You've just explained what a GUC is. This is not helpful.
> > Why is this fundamentally different to those two things?
>
> Because the situation looks completely different to me here. TRUNCATE
> is thought as a option to be able to avoid an exclusive lock when
> truncating the relation file size at the end of VACUUM. More
> importantly the default of TRUNCATE is *false*, meaning that we are
> never going to skip the truncation unless one specifies it at the
> relation level.
Maybe it looks different to you because that's not actually true;
VACUUM *does* skip the truncation when it feels like it, regardless of
the value of the reloption. In general there is no strict guarantee of
truncation ever happening -- see lazy_truncate_heap().
Again: Why is this fundamentally different?
> Here, what we have is a decision that is enforced to happen by
> default, all the time, with the user not knowing about it. If there
> is a bug of an issue with it, users, based on your proposal, would be
> forced to change it for each *relation*. If they miss some of those
> relations, they may still run into problems without knowing about it.
> The change of default behavior and having no way to control it in
> a simple way look incompatible to me.
You've just explained what a reloption is. Again, this is not helping.
> Perhaps. What I am really scared about is that you are assuming that
> enforcing this decision will be *always* fine.
I very clearly and repeatedly said that there was uncertainty about
causing issues in rare real world cases. Are you always 100% certain
that your code has no bugs before you commit it?
Should I now add a GUC for every single feature that I commit? You are
just asserting that we must need to add a GUC, without giving any real
reasons -- you're just giving generic reasons that work just as well
in most situations. I'm baffled by this.
> What I am trying to
> say here is that it *may not* be fine for everybody, and that there
> should be an easy way to turn it off if that proves to be a problem.

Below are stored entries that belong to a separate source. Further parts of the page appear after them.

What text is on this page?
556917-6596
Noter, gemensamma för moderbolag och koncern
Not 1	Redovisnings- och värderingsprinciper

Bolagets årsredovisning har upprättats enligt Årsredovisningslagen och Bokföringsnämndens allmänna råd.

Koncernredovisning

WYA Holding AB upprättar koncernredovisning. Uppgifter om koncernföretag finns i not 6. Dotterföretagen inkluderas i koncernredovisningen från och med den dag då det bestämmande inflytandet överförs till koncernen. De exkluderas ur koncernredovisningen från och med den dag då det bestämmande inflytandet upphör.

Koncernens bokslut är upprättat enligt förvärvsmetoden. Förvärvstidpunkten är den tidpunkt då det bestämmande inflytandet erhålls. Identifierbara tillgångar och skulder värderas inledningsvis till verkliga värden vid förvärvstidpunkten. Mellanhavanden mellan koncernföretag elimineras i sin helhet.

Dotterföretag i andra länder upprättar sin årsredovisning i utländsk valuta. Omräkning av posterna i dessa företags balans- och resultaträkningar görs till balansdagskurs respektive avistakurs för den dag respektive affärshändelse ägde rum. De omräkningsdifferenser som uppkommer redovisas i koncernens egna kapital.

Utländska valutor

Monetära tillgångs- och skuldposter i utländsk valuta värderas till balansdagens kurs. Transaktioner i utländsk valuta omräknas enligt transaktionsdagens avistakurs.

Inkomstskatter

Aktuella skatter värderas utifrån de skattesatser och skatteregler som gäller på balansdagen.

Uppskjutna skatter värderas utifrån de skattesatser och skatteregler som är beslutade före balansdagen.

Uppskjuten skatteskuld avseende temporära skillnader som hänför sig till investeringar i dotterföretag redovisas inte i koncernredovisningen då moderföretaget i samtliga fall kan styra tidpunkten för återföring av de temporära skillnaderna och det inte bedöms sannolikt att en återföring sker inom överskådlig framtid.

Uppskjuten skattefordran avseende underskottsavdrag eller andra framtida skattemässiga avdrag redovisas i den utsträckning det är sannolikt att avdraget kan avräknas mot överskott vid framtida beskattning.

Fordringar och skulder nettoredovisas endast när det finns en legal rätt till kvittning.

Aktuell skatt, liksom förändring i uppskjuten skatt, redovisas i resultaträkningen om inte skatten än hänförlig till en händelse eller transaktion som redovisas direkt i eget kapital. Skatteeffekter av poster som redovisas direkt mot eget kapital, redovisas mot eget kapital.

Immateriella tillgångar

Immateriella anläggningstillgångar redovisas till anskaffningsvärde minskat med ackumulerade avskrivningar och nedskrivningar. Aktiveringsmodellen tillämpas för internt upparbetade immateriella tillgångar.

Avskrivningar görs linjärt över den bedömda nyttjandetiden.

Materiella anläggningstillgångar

As I said, I think that the relationship is both necessary and
sufficient. A GUC is a heavyweight solution that seems quite
unnecessary.
> I don't quite see how that's an implementation problem, we have
> already many reloptions that are controlled with GUCs if the
> reloptions have no default.
I never said that there was an implementation problem with a GUC. Just
that it was unnecessary, and not consistent with existing practice.
Does anyone else have an opinion on this? Of course I can easily add a
GUC. But I won't do so in the absence of any real argument in favor of
it.
> I think that a more careful choice implementation would have been to
> turn this optimization off by default, while having an option to allow
> one to turn it on at will.
You have yet to say anything about the implementation.